Let us begin by discussing the Casual Shoppers. The next split is on principal component 7, Blouses versus Sweaters, with the tiny minority of 101 casual shoppers who have bought lots of (PC 7 > 2.76) blouses (but not sweaters) being predicted not to respond. The next split is something to take note of: among the casual shoppers, web buyers are predicted to respond positively. Even though only 23.7% of these customers are actual responders, the 13.2 – 1 misclassification cost ratio makes it easier for the model to predict these customers as responders, rather than suffer the severe false negative cost. However, there are only a small number of these (211). Continuing with the vast majority of casual shoppers, we find the next split is on principal component 1, Sales Volume and Frequency. Note that this is the first split to partition off more than a couple of hundred records. This is because the first principal component is very large and quite predictive of response, as we saw in Chapter 30. In fact, PC 1 is the first split for our faithful customers. Unsurprisingly, the 4214 casual shoppers who have very low values for PC 1 have a mode of non-response, while the remaining 8125 casual shoppers have a mode of positive response. For those with low values of PC 1, the next important split is on PC 2, Promotion Proclivity, where, unsurprisingly, the 802 casual shoppers who have very high values for PC 2 have a mode of positive response, while the remaining casual shoppers have a mode of non-response. For those with medium and high values of PC 1 (PC 1 > −0.89), the next split is again on PC 1, fine-tuning the remaining records. For the 7734 records that have PC values between −0.89 and 0.68, the next split is on PC 2, where high values have a mode of response and medium and low values have a mode of non-response.
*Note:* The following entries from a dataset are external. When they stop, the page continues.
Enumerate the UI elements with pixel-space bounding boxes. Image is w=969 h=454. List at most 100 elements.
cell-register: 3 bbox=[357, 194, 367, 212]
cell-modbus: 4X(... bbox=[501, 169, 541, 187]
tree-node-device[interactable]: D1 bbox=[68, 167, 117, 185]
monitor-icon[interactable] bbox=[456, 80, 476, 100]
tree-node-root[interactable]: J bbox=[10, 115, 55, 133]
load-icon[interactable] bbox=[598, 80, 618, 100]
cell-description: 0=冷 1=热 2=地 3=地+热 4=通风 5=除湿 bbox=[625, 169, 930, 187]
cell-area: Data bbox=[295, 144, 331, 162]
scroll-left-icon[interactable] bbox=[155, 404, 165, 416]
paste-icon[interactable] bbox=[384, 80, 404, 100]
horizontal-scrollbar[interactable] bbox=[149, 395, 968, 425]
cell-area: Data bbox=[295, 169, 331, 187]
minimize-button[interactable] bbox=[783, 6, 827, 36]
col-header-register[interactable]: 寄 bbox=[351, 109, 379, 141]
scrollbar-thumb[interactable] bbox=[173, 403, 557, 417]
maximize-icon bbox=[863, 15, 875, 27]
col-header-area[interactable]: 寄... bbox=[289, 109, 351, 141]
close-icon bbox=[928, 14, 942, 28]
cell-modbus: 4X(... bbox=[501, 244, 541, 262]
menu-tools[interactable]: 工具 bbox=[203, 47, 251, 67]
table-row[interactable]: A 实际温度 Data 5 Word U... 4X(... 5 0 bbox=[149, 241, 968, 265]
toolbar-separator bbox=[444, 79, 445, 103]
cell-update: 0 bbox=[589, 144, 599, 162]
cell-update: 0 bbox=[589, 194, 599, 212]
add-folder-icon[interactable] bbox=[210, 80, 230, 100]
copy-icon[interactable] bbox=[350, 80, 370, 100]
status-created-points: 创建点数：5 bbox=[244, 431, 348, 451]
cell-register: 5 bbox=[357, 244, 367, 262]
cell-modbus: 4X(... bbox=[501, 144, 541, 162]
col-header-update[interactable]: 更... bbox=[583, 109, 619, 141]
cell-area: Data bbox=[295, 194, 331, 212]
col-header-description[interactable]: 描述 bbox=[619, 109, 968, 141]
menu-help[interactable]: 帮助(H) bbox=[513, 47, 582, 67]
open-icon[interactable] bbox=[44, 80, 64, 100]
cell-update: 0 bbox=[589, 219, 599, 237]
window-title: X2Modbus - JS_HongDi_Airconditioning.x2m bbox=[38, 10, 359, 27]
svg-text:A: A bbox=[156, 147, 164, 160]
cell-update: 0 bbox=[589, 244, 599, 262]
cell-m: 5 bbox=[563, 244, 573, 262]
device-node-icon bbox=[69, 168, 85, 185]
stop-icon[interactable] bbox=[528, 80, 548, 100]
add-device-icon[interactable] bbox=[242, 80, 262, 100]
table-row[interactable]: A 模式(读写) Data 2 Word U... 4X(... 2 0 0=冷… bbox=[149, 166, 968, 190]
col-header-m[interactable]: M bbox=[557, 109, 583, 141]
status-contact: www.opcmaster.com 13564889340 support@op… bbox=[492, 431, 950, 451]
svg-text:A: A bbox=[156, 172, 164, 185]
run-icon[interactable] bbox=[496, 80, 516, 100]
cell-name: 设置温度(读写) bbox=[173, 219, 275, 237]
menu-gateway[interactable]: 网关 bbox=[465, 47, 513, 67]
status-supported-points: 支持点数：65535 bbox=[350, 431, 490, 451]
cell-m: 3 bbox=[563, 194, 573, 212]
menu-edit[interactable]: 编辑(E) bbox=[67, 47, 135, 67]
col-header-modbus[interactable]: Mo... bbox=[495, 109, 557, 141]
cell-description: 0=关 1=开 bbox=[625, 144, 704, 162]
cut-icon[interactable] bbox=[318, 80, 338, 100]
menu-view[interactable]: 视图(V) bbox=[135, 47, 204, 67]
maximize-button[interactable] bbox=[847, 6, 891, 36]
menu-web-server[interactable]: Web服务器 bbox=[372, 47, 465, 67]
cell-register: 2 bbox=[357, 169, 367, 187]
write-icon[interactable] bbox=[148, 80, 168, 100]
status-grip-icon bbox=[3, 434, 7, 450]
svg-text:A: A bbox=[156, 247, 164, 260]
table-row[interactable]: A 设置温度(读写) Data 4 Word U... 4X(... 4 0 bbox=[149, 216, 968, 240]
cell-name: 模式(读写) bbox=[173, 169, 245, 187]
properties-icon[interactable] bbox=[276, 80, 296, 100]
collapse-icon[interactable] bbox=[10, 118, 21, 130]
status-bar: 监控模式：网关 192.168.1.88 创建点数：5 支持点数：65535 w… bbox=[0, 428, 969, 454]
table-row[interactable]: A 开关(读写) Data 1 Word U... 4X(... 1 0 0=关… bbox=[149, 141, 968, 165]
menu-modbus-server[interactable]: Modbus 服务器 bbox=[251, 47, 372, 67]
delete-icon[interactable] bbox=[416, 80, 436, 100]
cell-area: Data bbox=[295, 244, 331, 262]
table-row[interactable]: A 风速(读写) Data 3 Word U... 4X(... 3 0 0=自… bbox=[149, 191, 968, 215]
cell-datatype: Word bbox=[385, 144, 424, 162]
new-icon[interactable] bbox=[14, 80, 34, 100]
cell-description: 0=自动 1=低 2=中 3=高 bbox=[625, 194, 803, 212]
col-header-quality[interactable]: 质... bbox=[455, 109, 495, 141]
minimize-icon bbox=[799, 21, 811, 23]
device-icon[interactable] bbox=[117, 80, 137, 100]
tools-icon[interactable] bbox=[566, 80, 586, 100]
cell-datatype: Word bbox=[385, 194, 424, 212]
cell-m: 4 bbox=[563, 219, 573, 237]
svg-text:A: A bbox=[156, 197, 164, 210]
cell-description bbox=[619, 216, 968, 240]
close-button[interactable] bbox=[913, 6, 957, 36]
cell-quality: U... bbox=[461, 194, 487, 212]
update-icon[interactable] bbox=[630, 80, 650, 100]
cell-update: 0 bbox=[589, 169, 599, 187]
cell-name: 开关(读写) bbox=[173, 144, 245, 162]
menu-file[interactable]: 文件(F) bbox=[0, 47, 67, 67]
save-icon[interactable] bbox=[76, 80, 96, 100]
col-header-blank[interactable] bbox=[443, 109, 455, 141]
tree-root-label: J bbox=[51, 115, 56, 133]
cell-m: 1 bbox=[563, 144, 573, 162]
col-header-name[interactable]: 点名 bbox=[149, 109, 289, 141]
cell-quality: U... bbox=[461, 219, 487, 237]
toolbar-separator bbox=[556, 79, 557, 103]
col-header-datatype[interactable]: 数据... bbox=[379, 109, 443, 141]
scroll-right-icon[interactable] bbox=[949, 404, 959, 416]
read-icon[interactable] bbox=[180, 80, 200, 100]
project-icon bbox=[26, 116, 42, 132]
Next, we turn to our Faithful Customers. The first split is on PC 1, Sales Volume and Frequency, with high values predicted to respond positively without further splits. Note the simplicity of this result: In this complicated data set, all we need to know to predict that a customer will respond positively is (i) that he or she belongs to the Faithful Customers cluster, and (ii) that he or she has high Sales Volume and Frequency. This is a result that is simple, powerful, and crystal clear. Continuing, we find that the next split is also on PC 1, underscoring the importance of this large principal component. For faithful customers with PC 1 values of 0.26 or less, the next split is for web buyer, where only 69 positively responding records are split off. Next comes the markdown flag; that is, whether a customer bought an item that was marked down. But this split only partitions off 29 records. The next split is on principal component 5, Spending versus Returns. There are further splits here that would give us information on these 2017 records, but there was not enough room to show the splits here. For those with PC 1 values between 0.26 and 1.11, the next split is on web buyer, which, for the 239 web buyers, predicts positive response. Next comes principal component 5, Spending versus Returns: for low values, the prediction is positive response. For medium and high values of PC 5, there is a further split on PC 2, Promotion Proclivity.
In Chapter 32, we consider models that sacrifice interpretability for better performance.